Wednesday, August 24, 2011

Chasing Business South

August 2011

In the May issue of Fishermen’s News we reported on the new sandblast and paint booth at Seattle’s Pacific Fishermen Shipyard. The story described a $1 million Small Shipyard Stimulus Funding Grant awarded by the Maritime Administration, under the American Recovery and Reinvestment Act, for worker training and capital improvements.

The installation of the new, 70-foot long paint booth was engineered to be environmentally compliant under the Puget Sound Clean Air agency regulations for spray painting operations.

Complementing the paint booth is a 16-foot-wide, environmentally friendly sandblast booth, which employs the latest technology for recyclable steel grit with zero emissions to the air and surrounding water.
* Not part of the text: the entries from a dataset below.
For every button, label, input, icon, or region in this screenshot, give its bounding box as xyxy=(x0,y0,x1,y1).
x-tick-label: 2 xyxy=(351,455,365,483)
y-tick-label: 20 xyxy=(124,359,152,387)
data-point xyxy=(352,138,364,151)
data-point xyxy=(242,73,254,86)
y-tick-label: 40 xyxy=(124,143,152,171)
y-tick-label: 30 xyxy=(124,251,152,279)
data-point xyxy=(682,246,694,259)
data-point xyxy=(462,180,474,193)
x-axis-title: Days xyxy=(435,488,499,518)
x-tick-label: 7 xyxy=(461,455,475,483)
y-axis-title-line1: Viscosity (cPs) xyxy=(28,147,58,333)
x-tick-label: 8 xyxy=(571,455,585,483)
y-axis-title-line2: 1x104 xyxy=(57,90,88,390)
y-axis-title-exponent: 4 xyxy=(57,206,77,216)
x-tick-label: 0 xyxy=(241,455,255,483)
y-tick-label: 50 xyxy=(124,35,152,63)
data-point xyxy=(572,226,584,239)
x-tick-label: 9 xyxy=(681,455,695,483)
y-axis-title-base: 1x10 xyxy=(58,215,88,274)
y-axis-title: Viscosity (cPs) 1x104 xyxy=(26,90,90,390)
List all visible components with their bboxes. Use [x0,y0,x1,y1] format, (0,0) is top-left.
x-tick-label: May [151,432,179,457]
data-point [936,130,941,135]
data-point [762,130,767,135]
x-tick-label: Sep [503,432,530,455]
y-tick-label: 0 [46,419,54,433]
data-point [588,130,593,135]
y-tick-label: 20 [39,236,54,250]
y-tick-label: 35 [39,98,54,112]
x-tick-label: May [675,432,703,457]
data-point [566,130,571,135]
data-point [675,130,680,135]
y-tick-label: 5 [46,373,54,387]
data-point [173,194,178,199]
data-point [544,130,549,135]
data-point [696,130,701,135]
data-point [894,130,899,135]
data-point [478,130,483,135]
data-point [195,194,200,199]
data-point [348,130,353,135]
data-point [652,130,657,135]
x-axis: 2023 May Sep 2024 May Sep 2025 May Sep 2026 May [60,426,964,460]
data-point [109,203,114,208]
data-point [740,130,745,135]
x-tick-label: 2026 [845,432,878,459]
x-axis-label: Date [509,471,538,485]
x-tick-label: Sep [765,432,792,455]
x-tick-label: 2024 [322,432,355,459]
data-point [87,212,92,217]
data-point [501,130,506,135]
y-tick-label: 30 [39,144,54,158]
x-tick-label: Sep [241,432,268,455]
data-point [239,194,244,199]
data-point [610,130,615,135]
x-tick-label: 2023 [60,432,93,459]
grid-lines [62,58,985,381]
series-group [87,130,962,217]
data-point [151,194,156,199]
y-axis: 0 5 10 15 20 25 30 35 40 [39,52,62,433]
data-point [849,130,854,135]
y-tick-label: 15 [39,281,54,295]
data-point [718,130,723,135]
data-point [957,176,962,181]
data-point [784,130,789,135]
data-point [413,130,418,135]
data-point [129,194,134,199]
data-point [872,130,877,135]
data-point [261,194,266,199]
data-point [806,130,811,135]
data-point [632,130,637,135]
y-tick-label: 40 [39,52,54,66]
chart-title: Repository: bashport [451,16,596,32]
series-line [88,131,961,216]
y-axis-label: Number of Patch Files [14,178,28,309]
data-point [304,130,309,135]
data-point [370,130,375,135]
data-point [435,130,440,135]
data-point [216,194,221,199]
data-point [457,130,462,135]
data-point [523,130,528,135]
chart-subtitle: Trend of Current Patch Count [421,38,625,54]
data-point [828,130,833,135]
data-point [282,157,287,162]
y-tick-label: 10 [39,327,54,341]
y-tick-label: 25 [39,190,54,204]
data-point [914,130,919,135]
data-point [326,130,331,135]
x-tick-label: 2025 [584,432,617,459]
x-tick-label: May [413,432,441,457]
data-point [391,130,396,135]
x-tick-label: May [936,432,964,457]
The yard, justifiably proud of its new equipment and the opportunities it provides, christened its new blast and paint facility with a party attended by local fishermen and city officials, including Seattle Mayor Mike McGinn. Presumably, Mayor McGinn was also pleased to have such an environmentally conscious industry providing 57 family wage jobs and benefitting the local economy.

Three months later, in mid June, the shipyard was forced to lay off 37 of its 57 union employees when it lost two half-million-dollar contracts to refurbish two cruise ships for National Geographic. The company awarded the contracts to a shipyard in the San Francisco Bay area.

“We sell skilled labor,” says Pacific Fishermen general manager Doug Dixon, “and that’s a million dollars in taxable wages and sales.”

National Geographic’s operating company, Lindblad Explorations, is headquartered in Seattle, and has had work performed by the shipyard in the past. The company told Dixon his bid was competitive but the California yard’s location “allows for longer working hours.”

“It would have been less expensive overall to do the work here in Seattle rather than Alameda,” says Dixon. “Unfortunately, they know the issues of doing business in the City of Seattle and they had a requirement to sail on a schedule.”

Dixon says the primary reason the cruise line chose the Bay Area yard is the City of Seattle’s noise ordinance that effectively shuts down all ship repairing activity at 10 pm. “Not being able to work past 10 pm put their sailing schedule at risk, so they chose the Alameda yard,” he says.

Dixon has asked the City to work with him to “bring Seattle back to its full industrial/economic strength and revise our noise ordinances for industrial work in industrial zones.”

With the state of the economy, Seattle and King County can ill afford to chase business away, and those 37 families are looking at a pretty tough summer with the job market the way it is. I wonder how many of them are Seattle voters.